Assassination of Dabo Boukari in Burkina: the survivors testify

Assassination of Dabo Boukari in Burkina the survivors testify

On the 2nd day of the trial in the case of the assassination of Dabo Boukari, in May 1990 by the presidential security guards, after the interrogation of General Gibert Diendéré, prosecuted for complicity in illegal arrest, kidnapping, complicity of assault and battery resulting in death and concealment of a corpse, the witnesses were called to the bar.

With our correspondent in OuagadougouYaya Boudani

If most of the witnesses claim to know nothing about the real circumstances of the death of the student in 7th year of medicine, the survivors gave their testimony. From their arrest, sequestration and transfer to military barracks for several months, the details of the death of their comrade, described as a “secret defense” have been revealed.

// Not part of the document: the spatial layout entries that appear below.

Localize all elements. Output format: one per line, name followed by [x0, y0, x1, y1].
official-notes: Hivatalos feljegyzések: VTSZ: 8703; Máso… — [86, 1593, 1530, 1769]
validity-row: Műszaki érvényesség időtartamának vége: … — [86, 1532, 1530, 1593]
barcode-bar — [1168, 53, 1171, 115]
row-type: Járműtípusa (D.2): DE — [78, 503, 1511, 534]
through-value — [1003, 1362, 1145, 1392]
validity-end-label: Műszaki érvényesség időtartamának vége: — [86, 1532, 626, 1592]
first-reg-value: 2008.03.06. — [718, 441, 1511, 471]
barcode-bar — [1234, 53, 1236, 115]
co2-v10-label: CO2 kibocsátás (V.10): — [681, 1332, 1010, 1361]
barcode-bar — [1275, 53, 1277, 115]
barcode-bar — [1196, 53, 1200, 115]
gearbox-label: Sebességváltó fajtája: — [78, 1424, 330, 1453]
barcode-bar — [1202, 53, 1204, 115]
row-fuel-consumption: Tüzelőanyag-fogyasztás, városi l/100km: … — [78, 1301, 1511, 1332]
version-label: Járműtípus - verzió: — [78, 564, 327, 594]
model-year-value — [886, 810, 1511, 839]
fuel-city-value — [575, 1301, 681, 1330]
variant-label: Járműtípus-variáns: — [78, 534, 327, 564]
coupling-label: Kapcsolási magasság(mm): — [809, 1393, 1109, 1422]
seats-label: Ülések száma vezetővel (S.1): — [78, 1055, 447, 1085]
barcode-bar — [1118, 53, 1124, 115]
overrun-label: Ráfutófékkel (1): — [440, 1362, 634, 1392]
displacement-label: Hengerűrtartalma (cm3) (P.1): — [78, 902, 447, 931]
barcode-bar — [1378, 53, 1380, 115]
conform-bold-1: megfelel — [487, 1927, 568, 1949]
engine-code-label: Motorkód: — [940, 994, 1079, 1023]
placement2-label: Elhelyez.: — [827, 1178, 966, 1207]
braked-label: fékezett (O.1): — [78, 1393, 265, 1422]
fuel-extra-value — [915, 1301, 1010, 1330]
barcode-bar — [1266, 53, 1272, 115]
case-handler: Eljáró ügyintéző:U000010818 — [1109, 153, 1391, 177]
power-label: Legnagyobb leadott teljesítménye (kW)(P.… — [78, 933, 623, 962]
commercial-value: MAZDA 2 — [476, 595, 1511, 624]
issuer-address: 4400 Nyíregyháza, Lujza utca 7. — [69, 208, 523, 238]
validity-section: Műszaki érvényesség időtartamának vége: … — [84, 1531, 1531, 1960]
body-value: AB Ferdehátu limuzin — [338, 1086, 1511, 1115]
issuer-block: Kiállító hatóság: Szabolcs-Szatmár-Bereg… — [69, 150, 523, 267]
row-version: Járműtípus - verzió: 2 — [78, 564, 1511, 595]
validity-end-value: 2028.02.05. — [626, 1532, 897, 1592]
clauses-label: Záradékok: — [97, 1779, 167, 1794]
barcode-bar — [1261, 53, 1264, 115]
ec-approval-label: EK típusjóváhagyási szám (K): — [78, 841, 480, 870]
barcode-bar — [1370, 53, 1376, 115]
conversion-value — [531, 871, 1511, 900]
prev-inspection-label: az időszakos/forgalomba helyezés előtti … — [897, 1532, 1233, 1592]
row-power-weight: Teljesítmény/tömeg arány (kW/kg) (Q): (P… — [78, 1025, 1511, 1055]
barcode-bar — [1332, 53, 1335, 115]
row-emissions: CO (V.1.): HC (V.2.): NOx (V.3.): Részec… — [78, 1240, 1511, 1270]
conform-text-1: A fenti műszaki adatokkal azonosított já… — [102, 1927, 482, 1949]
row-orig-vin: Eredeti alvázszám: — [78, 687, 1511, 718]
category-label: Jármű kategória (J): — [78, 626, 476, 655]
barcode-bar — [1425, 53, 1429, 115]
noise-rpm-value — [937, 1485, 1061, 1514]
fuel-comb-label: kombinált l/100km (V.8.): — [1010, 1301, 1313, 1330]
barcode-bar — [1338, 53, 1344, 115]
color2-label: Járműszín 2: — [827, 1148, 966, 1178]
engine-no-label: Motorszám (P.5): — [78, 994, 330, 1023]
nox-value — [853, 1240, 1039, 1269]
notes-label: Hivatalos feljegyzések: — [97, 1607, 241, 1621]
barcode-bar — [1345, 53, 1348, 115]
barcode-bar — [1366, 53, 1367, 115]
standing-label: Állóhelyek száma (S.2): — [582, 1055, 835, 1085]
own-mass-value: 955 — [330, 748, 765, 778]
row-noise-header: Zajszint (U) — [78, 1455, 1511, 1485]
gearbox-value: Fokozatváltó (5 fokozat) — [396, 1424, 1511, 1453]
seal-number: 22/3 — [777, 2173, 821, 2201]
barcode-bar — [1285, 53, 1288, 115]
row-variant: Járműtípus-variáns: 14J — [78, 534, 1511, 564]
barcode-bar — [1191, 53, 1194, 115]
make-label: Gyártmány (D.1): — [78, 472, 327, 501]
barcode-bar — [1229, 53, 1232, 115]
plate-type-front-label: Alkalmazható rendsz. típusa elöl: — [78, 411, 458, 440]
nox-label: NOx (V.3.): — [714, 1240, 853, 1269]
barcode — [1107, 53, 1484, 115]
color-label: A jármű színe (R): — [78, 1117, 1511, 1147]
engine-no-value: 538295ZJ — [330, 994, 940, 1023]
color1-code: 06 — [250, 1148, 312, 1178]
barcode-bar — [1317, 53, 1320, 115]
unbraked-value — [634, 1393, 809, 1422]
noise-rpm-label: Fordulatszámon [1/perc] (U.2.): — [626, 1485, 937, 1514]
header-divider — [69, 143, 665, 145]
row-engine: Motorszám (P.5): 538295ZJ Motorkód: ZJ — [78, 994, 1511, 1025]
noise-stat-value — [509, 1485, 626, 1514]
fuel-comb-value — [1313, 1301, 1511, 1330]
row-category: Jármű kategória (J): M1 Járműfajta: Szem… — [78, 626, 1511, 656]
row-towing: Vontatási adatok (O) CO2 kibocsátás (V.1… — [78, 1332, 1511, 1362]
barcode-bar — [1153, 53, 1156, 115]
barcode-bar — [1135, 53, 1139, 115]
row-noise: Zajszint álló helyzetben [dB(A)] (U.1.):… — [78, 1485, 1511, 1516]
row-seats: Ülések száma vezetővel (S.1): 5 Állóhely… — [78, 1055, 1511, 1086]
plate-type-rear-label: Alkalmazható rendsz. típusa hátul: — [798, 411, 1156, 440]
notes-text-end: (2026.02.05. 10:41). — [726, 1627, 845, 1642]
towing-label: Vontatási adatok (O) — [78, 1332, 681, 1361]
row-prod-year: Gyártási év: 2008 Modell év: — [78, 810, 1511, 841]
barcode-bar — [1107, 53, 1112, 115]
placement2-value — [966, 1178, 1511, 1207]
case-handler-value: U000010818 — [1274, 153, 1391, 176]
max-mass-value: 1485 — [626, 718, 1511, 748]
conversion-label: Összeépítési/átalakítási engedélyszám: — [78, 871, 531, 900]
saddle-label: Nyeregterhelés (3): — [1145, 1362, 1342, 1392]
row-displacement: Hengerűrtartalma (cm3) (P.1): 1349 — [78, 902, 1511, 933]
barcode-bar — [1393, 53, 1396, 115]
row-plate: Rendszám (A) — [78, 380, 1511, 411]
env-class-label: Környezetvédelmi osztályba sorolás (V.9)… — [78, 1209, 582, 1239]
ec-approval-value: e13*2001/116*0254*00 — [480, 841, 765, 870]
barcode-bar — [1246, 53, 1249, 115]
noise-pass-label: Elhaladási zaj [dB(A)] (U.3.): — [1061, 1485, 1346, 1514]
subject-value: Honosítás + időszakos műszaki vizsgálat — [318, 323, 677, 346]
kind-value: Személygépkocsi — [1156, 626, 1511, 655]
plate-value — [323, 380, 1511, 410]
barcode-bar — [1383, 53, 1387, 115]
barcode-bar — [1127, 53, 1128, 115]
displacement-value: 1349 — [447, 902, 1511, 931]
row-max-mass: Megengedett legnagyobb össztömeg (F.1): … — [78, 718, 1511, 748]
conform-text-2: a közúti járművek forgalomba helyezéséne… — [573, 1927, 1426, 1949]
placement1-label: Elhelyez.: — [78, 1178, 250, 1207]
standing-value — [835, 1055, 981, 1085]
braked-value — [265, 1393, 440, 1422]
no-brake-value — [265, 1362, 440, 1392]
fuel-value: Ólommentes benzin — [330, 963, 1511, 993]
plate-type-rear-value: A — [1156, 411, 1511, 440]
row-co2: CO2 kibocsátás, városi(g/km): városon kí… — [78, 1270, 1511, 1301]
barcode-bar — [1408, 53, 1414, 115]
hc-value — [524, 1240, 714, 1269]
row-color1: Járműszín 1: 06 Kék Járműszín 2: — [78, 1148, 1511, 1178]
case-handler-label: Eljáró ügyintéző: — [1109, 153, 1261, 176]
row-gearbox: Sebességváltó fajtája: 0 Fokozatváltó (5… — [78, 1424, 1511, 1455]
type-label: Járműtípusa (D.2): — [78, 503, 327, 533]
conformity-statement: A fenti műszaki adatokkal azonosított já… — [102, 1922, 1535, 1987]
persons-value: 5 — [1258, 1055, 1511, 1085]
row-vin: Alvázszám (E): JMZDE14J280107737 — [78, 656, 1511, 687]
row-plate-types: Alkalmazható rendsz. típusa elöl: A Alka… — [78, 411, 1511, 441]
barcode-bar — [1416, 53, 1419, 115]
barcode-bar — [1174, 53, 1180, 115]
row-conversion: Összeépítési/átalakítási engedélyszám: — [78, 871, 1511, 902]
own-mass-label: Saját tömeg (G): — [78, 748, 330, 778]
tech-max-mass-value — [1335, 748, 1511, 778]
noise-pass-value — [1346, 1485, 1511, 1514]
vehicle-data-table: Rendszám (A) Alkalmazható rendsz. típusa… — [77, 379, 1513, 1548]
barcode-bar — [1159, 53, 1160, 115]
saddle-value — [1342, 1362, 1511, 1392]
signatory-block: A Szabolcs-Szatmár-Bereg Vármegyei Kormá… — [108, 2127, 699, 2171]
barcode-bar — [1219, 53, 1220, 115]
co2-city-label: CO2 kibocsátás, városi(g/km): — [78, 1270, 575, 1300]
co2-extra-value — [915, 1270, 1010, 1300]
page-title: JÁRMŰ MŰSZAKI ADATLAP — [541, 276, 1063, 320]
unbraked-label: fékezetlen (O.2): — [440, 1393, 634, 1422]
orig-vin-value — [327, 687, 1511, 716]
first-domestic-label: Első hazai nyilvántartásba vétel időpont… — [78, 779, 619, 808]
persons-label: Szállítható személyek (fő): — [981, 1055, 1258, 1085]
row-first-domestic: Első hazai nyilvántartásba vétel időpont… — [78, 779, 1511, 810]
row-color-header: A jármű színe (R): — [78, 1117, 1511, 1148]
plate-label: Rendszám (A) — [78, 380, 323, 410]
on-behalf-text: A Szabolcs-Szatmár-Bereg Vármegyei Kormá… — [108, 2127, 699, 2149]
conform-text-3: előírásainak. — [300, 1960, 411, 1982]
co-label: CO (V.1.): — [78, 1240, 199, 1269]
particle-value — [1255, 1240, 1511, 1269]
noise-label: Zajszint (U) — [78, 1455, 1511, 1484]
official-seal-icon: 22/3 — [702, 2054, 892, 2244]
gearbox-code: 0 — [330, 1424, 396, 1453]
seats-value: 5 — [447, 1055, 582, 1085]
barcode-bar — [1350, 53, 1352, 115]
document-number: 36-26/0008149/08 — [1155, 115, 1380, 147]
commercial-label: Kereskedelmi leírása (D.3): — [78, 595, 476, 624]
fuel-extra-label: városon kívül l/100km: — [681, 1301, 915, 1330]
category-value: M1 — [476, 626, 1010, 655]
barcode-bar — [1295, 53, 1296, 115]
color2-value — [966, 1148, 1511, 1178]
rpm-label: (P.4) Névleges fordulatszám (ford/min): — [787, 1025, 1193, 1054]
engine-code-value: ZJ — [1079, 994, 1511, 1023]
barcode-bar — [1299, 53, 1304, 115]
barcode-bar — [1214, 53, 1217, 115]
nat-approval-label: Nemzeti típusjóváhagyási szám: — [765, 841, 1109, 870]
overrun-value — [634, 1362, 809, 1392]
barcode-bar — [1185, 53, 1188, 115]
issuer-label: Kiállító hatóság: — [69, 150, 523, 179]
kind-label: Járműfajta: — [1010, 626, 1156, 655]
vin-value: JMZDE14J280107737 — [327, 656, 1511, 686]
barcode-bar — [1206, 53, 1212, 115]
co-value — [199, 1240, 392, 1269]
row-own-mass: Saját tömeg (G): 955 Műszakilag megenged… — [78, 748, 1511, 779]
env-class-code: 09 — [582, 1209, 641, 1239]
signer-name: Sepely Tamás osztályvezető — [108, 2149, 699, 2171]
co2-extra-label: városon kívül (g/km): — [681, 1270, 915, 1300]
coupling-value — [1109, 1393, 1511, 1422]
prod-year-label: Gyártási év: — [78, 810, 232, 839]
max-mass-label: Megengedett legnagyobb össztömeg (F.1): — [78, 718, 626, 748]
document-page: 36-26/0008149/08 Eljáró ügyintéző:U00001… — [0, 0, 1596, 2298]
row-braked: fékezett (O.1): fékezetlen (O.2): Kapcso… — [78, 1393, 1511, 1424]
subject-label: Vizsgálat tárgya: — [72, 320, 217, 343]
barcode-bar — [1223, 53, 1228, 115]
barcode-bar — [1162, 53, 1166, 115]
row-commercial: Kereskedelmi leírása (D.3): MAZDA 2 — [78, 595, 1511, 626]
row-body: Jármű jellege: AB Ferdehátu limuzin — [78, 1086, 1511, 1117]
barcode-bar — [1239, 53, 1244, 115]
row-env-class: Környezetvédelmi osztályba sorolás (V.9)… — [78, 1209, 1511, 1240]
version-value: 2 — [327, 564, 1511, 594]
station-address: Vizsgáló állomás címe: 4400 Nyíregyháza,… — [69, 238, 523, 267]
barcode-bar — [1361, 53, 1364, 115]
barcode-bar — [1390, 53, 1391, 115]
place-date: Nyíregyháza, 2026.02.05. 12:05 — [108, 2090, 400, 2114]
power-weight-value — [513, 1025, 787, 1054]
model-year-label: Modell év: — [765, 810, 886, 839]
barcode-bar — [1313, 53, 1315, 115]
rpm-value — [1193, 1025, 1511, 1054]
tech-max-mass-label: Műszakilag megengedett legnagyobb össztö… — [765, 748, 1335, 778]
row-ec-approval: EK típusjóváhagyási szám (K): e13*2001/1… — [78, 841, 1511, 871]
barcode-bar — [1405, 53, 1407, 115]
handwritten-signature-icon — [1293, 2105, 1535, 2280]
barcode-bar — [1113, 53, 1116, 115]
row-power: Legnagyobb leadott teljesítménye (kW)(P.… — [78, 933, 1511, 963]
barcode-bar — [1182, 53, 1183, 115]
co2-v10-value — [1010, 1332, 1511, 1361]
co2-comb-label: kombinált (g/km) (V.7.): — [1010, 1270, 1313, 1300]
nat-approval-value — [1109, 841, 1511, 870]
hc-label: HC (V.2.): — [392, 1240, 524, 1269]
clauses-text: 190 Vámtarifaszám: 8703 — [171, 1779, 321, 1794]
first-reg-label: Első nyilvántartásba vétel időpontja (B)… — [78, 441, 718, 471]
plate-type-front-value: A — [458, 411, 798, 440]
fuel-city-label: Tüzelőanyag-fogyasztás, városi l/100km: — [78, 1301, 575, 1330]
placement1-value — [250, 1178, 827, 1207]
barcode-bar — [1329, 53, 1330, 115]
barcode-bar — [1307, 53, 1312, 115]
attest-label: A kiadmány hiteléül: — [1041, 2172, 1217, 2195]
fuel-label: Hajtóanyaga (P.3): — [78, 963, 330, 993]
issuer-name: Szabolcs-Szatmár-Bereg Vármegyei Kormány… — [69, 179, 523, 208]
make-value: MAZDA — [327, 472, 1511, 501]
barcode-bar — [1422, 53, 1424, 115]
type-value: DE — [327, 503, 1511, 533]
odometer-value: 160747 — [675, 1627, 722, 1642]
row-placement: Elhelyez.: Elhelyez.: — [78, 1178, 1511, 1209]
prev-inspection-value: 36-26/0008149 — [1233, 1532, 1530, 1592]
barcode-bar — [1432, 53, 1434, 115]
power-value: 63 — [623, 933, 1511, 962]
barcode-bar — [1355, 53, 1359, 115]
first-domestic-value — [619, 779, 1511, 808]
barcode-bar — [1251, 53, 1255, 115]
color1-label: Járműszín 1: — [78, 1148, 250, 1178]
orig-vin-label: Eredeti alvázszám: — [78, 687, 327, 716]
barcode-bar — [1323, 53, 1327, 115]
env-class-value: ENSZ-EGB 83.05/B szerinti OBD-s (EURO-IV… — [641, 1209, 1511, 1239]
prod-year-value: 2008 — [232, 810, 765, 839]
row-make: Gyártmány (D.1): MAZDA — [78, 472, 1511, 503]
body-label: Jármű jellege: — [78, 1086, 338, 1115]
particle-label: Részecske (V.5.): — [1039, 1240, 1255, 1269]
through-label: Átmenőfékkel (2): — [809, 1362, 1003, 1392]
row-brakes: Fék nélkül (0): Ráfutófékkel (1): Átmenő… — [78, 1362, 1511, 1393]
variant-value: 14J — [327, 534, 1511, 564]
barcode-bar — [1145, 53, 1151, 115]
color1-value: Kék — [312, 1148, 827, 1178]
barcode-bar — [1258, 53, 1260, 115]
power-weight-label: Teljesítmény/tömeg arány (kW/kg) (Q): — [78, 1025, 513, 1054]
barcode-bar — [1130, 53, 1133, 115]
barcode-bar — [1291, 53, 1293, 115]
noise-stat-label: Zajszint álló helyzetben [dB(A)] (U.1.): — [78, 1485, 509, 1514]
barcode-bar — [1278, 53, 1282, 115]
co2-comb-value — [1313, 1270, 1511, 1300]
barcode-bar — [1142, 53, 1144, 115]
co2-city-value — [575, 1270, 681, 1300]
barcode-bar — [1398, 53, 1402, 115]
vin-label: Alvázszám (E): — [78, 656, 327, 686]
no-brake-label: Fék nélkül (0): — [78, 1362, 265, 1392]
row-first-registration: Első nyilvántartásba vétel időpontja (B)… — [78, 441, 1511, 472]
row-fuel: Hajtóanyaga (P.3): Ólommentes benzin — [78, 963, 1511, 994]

On May 19, 1990, soldiers in a civilian vehicle drove around certain neighborhoods of Ouagadougou, looking for officials from the student association behind a strike on campus. In court Aboubacar Coulibaly explains how they were taken to the presidential security barracks.

We were put in the trunk of a vehicle and brought to the Council of the Entente. When we arrived, they started beating us. Some held cords, others broken branches. Me, when I was beaten, Dabo was sprayed with a hose connected to a tap and when it was Dabo’s turn, I was sprayed. »

After his death, the body of Dabo Boukari is smuggled in the night for his burial. His other comrades, who witnessed the scene, were transferred to a military barracks a hundred kilometers away. Sansan Kambou

Because we were inconvenient witnesses, it was impossible for the students who had been arrested with Dabo to still be with the other students outside. It is because of this that we were transferred to where we stayed for more than five months. We were simply told: “You have to close it!” »

According to these witnesses, the survivors were released with instructions not to say a single word about what they experienced during their detention, at the risk of suffering the same fate.